Eduardo Hernández Trejo | Instituto Dominicano de Investigaciones Históricas
Desde los inicios del cristianismo la persecución de las herejías, definidas como creencias erróneas o contrarias a las verdades de la Iglesia, fue una tarea fundamental para preservar la unidad de la fe. Una de las principales herramientas que contribuyó a este cometido fue la actividad inquisitorial, sin embargo, en sus orígenes se caracterizó por ser una práctica marcada por la falta de cohesión normativa. Con el propósito de dar más orden y estructura a su actividad, varios inquisidores elaboraron catálogos de leyes y manuales de procedimiento, como lo hizo Nicolás Eymeric con su Directorium Inquisitorum, compuesto en 1376 (Torres, 2019, p. 35).
En el Fondo Antiguo de la biblioteca del Instituto Dominicano de Investigaciones Históricas se resguarda un ejemplar de dicha obra, fechado en 1587. El tratado, escrito en latín, consta de tres partes. La primera ofrece una reflexión teológica sobre la fe católica; la segunda analiza la llamada “herética pravedad”, es decir, las distintas herejías que debían perseguir los inquisidores, desde el judaísmo hasta prácticas como la blasfemia, los sortilegios y la invocación de demonios. La tercera parte funciona como un manual práctico para el ejercicio del oficio inquisitorial. La obra también incluye un compendio de cartas apostólicas emitidas por varios papas, desde Inocencio III hasta Martín V, relacionadas con el funcionamiento del Santo Oficio, además de comentarios de Francisco Peña, doctor en Sagrada Teología y Derecho canónico y civil. La obra se dedicó al papa Gregorio XIII y se imprimió en Roma por Georgio Ferrari.
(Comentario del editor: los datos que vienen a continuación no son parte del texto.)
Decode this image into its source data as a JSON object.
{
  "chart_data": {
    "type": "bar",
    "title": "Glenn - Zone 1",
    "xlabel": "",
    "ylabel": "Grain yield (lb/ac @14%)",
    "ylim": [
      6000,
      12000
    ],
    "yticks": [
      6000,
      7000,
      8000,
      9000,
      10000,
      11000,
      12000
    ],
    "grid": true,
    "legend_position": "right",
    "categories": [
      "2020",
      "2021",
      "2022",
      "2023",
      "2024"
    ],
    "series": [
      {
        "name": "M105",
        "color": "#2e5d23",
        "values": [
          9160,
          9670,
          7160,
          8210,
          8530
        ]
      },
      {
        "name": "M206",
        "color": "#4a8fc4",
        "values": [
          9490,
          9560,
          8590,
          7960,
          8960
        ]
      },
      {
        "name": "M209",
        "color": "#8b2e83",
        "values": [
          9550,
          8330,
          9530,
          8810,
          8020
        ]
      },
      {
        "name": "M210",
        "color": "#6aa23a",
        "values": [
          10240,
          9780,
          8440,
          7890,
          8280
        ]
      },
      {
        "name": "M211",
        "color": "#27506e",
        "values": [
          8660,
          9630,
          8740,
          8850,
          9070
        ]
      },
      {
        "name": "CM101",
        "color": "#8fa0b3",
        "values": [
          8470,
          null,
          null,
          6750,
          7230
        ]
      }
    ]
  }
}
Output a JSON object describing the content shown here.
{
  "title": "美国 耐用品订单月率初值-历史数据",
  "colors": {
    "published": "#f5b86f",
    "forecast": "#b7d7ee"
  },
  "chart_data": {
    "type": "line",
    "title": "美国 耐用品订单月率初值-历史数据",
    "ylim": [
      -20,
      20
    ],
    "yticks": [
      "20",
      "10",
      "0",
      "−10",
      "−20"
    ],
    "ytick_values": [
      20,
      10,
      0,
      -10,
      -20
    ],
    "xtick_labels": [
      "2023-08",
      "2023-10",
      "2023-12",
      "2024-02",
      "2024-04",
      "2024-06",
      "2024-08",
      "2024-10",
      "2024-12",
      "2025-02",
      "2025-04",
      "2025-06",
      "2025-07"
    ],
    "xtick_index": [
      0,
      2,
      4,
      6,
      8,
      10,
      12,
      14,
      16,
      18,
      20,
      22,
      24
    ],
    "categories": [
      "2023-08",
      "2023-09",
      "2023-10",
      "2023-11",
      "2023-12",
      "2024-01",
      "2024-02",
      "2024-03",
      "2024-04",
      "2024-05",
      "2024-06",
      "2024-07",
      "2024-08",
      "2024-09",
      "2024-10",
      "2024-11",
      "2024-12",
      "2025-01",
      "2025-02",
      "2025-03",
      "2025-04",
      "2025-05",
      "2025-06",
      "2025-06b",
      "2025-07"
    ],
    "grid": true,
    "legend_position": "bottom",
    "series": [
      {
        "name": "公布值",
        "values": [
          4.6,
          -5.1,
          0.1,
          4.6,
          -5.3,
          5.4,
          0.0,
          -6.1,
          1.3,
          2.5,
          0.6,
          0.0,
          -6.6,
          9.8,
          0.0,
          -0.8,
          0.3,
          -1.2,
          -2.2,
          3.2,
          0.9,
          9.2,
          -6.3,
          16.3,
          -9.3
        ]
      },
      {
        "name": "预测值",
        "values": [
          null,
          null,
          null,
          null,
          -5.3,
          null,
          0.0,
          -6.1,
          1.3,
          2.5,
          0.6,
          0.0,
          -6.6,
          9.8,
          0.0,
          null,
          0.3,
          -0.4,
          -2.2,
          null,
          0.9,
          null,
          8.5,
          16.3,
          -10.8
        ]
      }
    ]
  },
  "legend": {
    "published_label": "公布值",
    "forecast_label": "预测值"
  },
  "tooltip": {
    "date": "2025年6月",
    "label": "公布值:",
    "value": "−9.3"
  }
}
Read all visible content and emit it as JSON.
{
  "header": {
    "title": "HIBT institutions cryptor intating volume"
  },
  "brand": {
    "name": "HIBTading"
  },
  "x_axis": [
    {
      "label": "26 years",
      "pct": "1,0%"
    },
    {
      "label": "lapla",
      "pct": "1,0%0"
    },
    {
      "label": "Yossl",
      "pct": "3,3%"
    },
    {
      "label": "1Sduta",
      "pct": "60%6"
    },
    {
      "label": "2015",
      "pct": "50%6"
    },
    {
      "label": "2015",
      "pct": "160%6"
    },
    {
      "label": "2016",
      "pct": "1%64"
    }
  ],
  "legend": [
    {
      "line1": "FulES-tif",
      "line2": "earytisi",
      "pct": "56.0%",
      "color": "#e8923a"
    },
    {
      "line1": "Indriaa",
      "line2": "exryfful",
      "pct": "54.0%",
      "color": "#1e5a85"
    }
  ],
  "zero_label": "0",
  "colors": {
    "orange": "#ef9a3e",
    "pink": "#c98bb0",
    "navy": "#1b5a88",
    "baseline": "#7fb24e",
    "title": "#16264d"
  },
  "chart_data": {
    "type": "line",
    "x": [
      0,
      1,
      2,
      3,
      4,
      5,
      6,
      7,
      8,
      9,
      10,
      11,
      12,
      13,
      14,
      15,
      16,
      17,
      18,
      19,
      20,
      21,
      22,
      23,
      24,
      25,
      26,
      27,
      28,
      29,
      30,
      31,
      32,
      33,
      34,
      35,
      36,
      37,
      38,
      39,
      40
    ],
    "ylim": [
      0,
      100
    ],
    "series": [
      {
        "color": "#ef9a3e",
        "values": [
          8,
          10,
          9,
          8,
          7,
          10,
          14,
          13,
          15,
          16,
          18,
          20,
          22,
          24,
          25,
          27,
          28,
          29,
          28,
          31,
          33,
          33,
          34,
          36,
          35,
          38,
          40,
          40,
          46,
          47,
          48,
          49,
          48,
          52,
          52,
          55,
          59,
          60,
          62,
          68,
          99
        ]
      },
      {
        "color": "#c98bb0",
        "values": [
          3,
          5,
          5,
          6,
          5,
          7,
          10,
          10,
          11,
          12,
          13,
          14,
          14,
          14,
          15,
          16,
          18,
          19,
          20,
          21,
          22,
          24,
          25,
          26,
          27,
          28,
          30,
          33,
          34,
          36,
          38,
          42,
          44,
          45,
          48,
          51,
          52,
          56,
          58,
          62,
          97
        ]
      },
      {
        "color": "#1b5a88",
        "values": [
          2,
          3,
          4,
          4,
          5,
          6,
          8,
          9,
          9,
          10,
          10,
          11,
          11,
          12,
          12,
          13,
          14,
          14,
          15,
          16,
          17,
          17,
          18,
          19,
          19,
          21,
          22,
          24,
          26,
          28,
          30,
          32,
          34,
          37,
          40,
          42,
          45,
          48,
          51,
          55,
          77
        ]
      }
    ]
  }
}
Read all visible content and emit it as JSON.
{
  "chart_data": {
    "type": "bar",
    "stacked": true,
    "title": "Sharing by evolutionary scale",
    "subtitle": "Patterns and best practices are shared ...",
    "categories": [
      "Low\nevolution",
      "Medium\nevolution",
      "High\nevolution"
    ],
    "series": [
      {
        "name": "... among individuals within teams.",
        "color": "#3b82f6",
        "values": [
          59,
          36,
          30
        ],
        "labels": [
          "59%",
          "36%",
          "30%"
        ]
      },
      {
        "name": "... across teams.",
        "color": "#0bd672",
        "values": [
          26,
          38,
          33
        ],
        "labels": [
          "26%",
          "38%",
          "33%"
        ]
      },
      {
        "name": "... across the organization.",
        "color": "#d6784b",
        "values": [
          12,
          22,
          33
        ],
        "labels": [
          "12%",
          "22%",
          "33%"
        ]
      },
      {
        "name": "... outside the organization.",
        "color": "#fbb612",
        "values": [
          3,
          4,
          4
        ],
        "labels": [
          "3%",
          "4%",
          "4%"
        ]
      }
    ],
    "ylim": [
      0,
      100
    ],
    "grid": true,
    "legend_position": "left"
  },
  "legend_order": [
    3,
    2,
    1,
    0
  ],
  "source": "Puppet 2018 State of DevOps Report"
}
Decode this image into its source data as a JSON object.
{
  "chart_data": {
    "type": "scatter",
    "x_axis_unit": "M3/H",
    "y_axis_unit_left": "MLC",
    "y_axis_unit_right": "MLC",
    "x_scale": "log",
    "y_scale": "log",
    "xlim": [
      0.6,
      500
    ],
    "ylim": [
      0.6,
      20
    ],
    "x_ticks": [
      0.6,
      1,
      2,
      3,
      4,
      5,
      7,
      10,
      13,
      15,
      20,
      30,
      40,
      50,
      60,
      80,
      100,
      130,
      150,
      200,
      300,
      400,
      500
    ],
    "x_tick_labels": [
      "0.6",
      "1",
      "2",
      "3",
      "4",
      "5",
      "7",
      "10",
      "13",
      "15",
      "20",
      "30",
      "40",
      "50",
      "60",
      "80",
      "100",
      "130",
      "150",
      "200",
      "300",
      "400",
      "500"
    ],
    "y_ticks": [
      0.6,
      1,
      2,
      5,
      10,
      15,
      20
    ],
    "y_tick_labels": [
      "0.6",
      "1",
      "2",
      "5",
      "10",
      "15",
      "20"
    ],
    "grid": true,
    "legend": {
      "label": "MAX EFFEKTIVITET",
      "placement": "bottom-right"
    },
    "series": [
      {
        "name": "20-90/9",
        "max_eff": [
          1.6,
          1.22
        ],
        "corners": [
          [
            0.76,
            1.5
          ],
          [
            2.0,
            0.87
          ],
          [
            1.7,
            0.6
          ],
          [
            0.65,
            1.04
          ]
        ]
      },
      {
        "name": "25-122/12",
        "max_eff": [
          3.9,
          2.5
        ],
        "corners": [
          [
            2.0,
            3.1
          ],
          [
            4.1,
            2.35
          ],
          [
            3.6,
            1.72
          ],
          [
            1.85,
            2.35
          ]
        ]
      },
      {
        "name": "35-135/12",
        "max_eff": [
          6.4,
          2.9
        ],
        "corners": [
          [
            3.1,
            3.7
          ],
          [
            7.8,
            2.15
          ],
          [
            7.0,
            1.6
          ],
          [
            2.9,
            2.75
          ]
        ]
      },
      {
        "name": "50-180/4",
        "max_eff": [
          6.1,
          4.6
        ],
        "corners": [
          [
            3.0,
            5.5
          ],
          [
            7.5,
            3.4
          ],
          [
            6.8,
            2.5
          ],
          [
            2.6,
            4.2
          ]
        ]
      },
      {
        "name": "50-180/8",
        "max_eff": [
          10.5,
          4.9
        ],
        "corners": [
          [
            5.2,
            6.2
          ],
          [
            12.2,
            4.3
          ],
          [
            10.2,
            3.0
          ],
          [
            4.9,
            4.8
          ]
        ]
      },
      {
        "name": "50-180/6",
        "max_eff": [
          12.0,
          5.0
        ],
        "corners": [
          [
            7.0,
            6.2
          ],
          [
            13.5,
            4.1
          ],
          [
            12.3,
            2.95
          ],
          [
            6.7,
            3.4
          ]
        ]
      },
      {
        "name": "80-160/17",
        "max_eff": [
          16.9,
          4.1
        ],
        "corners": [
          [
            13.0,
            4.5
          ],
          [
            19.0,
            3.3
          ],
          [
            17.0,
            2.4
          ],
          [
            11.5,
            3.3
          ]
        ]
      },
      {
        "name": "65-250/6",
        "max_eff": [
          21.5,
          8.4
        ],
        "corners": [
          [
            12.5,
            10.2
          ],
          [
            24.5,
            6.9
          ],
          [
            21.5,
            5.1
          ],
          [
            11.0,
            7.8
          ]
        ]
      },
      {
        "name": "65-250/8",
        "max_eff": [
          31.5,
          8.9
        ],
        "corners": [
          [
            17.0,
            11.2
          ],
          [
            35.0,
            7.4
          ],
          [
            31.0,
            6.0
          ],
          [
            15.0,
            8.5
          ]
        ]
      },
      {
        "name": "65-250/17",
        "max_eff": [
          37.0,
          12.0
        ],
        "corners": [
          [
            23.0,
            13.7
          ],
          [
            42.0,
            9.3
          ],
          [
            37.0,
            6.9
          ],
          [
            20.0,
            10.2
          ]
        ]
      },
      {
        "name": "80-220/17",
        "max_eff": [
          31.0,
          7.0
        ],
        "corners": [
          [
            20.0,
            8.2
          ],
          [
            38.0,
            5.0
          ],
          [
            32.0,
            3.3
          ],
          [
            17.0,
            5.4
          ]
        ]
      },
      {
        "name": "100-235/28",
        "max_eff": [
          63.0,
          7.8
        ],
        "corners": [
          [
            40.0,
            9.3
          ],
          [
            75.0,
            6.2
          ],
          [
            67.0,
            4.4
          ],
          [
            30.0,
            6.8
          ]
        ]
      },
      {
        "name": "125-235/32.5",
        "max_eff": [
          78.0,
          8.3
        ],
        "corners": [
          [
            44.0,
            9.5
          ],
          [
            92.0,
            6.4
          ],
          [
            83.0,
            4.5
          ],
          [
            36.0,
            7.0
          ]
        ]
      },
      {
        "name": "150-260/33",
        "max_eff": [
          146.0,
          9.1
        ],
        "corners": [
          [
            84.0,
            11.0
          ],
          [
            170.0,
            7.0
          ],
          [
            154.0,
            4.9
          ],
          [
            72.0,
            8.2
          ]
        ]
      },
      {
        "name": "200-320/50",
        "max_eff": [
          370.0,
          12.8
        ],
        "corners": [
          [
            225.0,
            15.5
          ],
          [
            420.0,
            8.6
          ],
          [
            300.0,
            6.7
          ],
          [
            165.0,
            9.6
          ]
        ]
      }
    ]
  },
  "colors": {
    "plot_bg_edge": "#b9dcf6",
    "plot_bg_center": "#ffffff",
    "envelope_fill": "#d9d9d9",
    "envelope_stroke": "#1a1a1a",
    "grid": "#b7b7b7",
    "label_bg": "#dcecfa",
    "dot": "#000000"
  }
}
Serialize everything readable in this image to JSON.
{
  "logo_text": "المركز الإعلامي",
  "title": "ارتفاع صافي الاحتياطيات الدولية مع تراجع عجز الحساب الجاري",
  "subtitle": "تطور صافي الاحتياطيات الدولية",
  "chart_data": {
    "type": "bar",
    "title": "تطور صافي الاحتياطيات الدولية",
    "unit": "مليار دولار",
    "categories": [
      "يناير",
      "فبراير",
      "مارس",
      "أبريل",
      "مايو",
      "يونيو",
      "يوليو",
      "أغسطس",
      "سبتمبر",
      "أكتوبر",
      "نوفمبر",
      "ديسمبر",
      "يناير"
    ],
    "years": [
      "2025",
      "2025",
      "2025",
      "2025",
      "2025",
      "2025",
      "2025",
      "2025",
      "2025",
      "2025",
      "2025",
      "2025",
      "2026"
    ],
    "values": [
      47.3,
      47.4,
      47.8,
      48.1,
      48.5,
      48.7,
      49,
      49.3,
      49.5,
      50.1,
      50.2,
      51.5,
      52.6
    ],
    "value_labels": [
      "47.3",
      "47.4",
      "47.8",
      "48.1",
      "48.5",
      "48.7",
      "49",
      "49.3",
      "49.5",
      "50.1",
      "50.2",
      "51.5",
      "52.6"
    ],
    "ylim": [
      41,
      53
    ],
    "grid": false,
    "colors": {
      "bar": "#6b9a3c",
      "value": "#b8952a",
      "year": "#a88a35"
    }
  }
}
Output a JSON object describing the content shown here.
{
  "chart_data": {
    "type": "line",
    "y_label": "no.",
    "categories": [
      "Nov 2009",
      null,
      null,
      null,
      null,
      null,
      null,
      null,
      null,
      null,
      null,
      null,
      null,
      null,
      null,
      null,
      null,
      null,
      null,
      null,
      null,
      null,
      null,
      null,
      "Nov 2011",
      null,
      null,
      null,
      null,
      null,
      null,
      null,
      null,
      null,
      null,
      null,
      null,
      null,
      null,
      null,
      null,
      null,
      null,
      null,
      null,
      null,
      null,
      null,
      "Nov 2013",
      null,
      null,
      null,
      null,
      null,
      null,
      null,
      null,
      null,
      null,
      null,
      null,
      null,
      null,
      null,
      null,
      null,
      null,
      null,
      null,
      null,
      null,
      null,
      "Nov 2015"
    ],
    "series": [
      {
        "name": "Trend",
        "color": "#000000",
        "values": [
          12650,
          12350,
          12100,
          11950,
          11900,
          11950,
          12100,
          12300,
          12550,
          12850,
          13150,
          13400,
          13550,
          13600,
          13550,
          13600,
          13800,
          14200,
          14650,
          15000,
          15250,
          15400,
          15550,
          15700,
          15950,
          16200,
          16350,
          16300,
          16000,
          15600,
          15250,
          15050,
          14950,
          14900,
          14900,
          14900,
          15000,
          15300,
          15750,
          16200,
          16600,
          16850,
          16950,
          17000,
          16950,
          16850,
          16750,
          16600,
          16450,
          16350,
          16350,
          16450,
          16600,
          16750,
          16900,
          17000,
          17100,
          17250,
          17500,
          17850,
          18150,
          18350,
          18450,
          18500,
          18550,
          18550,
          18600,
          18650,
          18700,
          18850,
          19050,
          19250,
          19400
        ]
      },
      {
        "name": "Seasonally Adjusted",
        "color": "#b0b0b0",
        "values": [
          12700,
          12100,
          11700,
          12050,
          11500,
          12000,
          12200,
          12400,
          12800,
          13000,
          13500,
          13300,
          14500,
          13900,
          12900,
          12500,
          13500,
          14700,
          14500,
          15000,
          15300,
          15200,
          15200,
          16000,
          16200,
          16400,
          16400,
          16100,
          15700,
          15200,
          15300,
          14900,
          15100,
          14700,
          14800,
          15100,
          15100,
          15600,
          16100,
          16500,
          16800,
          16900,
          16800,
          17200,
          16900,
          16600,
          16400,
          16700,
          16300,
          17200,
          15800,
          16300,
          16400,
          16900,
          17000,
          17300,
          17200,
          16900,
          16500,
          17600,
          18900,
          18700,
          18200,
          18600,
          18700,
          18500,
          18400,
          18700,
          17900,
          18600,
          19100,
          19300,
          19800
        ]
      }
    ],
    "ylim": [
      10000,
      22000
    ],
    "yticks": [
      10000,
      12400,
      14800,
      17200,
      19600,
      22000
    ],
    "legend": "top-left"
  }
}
El autor de la obra, Nicolás Eymeric, era originario de Gerona, Cataluña, e ingresó a la Orden de Predicadores hacia 1334, y alcanzó posteriormente el grado de maestro en Sagrada Teología. En 1358 fue nombrado Inquisidor General de Aragón, lo que le brindó una vasta experiencia que se hace patente a lo largo de las páginas de su obra. Eymeric expuso minuciosamente la manera de desarrollar una causa de fe y todas sus implicaciones, desde su formación, la presentación de testigos, el interrogatorio, la tortura del reo, los castigos pertinentes y los diferentes modos de culminar el proceso.

Uno de los principales aportes de este tratado fue la clasificación de diversos delitos relacionados con lo mágico, como la hechicería, la adivinación o la astrología. Según el fraile dominico, estos fenómenos eran manifestaciones de la influencia del diablo, por lo que llegó a definir dos clases de seguidores de Satanás. Los primeros son los que le tributan culto de latría, ofreciéndole sacrificios, arrodillándose ante él, cantándole himnos y rindiéndole culto mediante diversos ritos, como guardar la castidad o el ayuno en su honor. Los segundos se ciñen al culto de la dulía o hiperdulía, mezclando nombres de demonios con los de santos en las letanías y rogándoles que sean sus intercesores. Los últimos son los que realizan invocaciones a través del dibujo de figuras o de otras ceremonias, y las palabras utilizadas en la veneración son determinantes. Quienes se valen de imperativos como «te mando, te apremio, te requiero» para lograr sus objetivos no son herejes explícitamente, sin embargo, los que dicen «te suplico, te pido, te ruego» son herejes manifiestos, porque estas fórmulas suponen una adoración implícita.

La importancia de este tratado radica en su esfuerzo de sistematizar la labor inquisitorial, convirtiéndose en una obra de referencia que influyó en otras posteriores, como el famoso Malleus Maleficarum, escrito por los frailes dominicos Heinrich Kramer y Jacob Sprenger a fines del siglo XV. Más allá de su valor jurídico y doctrinal, esta obra constituye un testimonio histórico que nos permite conocer la mentalidad de la época, en donde existía una visión del mundo marcada por la lucha entre el bien y el mal, y la búsqueda de la salvación espiritual.
Fuentes consultadas
Torres Puga, G. (2019). Historia mínima de la Inquisición. El Colegio de México.